1. ## Sine Rule Help please

Hi maths gurus.

I'm in need of some help here with the sine rule.

I have my sine rule values 3.1/sin20 = 5/sineB = 6/SineC

I am trying to find the value for the sine of B so what I did was 3.1/Sine(20)*5 to get 1.81 If I do the inverse sine it comes up with an error on my calculator so is this what I'm meant to do or what?

2. ## Re: Sine Rule Help please

You want $sin(B) = \frac{5sin(20)}{3.1}$

$\frac{3.1}{5sin(20)}$ will never work, as it is greater than 1.

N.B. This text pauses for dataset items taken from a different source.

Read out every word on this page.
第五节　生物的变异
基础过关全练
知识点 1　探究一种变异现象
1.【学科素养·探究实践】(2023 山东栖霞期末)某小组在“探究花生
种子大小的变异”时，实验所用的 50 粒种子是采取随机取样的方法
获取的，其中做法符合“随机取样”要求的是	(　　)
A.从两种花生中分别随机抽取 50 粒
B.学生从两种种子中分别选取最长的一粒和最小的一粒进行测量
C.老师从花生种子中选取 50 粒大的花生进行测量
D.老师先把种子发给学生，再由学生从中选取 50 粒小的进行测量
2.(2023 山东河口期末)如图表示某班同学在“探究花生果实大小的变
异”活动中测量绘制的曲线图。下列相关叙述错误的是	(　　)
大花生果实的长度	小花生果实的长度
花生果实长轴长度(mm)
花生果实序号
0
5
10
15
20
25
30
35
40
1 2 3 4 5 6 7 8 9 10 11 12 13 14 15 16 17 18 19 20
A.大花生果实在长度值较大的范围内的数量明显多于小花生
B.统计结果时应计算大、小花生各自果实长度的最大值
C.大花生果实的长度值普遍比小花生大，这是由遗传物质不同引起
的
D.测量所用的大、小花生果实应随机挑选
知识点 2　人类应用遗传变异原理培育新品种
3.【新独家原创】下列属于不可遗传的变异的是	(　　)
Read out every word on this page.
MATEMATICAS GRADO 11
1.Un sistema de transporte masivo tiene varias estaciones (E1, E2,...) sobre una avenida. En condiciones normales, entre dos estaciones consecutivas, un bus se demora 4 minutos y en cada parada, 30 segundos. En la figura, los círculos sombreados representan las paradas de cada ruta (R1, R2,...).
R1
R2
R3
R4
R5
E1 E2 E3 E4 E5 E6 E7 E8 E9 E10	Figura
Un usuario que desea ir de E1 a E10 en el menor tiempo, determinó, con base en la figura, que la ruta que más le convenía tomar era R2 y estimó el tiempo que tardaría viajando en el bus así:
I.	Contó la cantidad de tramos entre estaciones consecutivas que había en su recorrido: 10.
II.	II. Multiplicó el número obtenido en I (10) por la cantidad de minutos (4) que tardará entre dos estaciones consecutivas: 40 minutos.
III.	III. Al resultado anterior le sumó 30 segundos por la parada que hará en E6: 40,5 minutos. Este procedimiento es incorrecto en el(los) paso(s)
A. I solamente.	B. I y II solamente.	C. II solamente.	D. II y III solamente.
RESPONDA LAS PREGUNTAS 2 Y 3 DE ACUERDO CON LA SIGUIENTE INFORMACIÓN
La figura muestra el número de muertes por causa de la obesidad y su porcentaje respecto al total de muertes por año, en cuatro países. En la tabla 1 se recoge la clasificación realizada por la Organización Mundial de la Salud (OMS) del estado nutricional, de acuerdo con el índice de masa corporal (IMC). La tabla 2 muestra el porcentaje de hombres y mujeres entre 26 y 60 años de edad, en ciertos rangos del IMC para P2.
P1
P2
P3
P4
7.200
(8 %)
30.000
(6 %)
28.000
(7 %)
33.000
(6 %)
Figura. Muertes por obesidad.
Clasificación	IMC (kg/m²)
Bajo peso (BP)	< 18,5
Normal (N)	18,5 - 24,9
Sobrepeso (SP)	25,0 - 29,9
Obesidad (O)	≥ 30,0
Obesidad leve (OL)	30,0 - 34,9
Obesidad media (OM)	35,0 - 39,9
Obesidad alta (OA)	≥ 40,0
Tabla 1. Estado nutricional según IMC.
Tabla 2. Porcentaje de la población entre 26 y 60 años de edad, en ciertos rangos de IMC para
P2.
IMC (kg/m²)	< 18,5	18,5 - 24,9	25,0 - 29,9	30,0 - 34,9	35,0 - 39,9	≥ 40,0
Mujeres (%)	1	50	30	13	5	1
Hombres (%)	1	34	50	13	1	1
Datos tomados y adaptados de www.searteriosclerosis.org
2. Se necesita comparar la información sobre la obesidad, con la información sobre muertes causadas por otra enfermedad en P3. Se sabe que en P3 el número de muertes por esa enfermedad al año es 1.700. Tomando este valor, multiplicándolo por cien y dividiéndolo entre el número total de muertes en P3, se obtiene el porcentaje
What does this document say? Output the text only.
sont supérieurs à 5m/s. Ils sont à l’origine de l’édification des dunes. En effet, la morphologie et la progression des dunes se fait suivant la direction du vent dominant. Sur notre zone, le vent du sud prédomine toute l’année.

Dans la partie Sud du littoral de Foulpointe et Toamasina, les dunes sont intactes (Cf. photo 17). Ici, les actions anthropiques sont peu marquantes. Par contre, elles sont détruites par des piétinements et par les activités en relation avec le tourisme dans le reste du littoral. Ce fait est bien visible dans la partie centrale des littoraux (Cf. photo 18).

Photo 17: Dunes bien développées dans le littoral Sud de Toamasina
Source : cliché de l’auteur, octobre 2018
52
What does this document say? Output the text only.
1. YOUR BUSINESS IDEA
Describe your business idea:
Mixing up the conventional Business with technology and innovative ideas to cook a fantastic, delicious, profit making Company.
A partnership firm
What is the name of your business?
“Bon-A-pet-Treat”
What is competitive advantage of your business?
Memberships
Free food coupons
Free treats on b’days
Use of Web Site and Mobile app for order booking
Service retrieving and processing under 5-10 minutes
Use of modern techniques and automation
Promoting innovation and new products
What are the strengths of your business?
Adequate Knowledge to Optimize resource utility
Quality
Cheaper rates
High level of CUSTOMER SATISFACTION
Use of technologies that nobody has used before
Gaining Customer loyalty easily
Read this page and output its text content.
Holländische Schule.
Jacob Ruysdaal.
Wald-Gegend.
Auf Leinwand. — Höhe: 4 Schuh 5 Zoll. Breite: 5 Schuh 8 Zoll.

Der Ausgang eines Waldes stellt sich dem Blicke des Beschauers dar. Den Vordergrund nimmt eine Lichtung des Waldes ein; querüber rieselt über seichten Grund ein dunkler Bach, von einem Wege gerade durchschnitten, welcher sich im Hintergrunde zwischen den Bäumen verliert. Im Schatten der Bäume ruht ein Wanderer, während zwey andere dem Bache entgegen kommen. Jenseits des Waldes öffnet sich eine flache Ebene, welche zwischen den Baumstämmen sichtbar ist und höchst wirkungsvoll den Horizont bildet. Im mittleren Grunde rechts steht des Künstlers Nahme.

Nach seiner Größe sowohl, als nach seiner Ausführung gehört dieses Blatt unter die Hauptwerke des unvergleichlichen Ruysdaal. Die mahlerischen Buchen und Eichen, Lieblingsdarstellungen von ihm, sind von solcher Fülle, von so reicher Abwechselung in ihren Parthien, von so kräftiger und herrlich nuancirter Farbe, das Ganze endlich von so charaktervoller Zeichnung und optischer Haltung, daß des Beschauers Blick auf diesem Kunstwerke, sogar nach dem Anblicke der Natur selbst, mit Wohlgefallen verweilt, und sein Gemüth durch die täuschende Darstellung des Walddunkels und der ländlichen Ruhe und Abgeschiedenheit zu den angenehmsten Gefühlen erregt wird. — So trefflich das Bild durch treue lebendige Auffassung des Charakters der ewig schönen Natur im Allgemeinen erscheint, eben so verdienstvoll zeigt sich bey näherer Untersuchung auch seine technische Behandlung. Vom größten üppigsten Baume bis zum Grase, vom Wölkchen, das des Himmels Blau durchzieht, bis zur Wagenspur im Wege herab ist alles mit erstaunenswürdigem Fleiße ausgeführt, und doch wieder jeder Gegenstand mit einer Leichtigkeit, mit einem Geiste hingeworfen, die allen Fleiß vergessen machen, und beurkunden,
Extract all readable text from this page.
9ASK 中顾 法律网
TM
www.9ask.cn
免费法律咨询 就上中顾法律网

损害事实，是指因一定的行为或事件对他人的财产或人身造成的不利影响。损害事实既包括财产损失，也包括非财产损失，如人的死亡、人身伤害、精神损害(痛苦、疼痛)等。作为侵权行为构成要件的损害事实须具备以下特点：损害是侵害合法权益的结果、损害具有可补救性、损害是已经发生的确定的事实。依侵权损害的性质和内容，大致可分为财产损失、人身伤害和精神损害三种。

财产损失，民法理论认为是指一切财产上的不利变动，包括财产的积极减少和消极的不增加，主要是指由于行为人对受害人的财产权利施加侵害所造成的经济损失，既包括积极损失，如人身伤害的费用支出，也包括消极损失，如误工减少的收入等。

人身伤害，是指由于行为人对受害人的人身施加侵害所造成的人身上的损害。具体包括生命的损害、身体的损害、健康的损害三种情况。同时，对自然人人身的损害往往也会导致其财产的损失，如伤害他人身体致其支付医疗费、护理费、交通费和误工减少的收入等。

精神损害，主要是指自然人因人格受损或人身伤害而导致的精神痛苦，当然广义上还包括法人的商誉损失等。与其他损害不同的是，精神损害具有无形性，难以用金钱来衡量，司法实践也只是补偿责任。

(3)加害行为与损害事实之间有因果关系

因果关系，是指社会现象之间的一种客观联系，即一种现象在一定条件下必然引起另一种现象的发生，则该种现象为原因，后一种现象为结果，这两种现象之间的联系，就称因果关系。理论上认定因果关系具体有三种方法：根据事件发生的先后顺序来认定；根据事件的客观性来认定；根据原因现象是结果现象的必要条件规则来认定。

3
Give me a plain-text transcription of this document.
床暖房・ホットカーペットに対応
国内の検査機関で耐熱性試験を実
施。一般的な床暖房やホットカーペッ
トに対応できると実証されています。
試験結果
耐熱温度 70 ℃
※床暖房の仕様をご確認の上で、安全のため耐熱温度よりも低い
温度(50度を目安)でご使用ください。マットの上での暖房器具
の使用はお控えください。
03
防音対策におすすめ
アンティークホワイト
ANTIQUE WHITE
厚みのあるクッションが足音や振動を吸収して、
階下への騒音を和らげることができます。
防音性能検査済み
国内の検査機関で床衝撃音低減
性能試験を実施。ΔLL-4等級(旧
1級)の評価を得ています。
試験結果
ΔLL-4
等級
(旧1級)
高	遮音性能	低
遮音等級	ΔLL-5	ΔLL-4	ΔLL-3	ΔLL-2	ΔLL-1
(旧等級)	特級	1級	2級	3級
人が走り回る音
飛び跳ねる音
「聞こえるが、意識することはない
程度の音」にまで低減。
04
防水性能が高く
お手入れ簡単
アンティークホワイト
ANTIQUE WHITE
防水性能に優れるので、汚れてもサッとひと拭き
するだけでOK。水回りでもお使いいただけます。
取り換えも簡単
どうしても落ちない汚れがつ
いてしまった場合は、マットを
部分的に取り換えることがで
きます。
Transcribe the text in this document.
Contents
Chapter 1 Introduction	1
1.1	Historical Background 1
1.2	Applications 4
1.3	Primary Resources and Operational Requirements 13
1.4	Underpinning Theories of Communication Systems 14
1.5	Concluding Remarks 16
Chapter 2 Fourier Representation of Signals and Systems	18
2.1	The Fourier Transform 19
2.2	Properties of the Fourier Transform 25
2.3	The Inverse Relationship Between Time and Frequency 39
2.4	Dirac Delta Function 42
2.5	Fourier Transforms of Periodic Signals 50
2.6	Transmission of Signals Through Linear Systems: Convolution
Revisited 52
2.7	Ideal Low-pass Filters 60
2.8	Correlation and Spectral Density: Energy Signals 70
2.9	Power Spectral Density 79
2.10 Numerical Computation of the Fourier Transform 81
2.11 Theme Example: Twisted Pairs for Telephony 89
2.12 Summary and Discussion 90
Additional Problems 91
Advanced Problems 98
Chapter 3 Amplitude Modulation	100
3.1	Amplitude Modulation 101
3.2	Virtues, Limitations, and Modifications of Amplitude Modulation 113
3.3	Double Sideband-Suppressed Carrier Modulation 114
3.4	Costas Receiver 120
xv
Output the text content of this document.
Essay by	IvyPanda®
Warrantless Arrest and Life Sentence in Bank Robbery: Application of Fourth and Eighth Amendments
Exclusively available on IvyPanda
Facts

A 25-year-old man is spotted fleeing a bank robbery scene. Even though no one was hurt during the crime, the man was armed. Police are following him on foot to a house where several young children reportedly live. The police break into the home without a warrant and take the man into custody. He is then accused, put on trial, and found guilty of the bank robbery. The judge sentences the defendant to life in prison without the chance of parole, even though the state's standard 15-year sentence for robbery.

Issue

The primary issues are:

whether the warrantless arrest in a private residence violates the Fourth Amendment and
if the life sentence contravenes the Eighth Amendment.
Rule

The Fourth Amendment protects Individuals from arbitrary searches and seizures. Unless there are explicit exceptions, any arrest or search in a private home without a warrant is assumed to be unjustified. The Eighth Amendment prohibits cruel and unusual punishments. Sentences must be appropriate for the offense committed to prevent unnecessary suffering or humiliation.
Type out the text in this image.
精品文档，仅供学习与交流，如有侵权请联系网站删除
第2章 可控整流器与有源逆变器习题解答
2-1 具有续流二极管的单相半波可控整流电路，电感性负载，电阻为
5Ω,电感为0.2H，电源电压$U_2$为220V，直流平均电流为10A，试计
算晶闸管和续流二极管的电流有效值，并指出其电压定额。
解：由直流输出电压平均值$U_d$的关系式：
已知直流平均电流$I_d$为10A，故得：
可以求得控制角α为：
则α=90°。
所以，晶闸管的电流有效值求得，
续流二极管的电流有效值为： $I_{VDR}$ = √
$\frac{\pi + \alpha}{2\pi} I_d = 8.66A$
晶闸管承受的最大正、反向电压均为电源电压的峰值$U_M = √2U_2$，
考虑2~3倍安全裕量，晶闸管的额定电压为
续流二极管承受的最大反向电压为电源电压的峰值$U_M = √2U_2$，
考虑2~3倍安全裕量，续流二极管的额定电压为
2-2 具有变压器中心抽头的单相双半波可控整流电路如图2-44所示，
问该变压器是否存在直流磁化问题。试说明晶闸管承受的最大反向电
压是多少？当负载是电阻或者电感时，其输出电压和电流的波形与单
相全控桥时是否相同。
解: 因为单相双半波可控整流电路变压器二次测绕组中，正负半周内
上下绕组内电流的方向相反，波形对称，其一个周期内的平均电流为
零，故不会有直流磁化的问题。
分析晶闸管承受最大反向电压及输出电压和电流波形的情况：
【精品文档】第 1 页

3. ## Re: Sine Rule Help please

Ah Okay thank you very much! It worked

4. ## Re: Sine Rule Help please

A little more clarification: you started from $\frac{3.1}{sin(20)}= \frac{5}{sin(B)}$ and divided both sides by 5 to get
$\frac{3.1}{5 sin(20)}= \frac{1}{sin(B)}$. The right side is $\frac{1}{sin(B)}$, NOT sin(B) so you cannot immediately take the arcsine. To solve for B, you have to take the reciprocal of both sides to get $sin(B)= \frac{5 sin(20)}{3.1}$. then take the arcsine.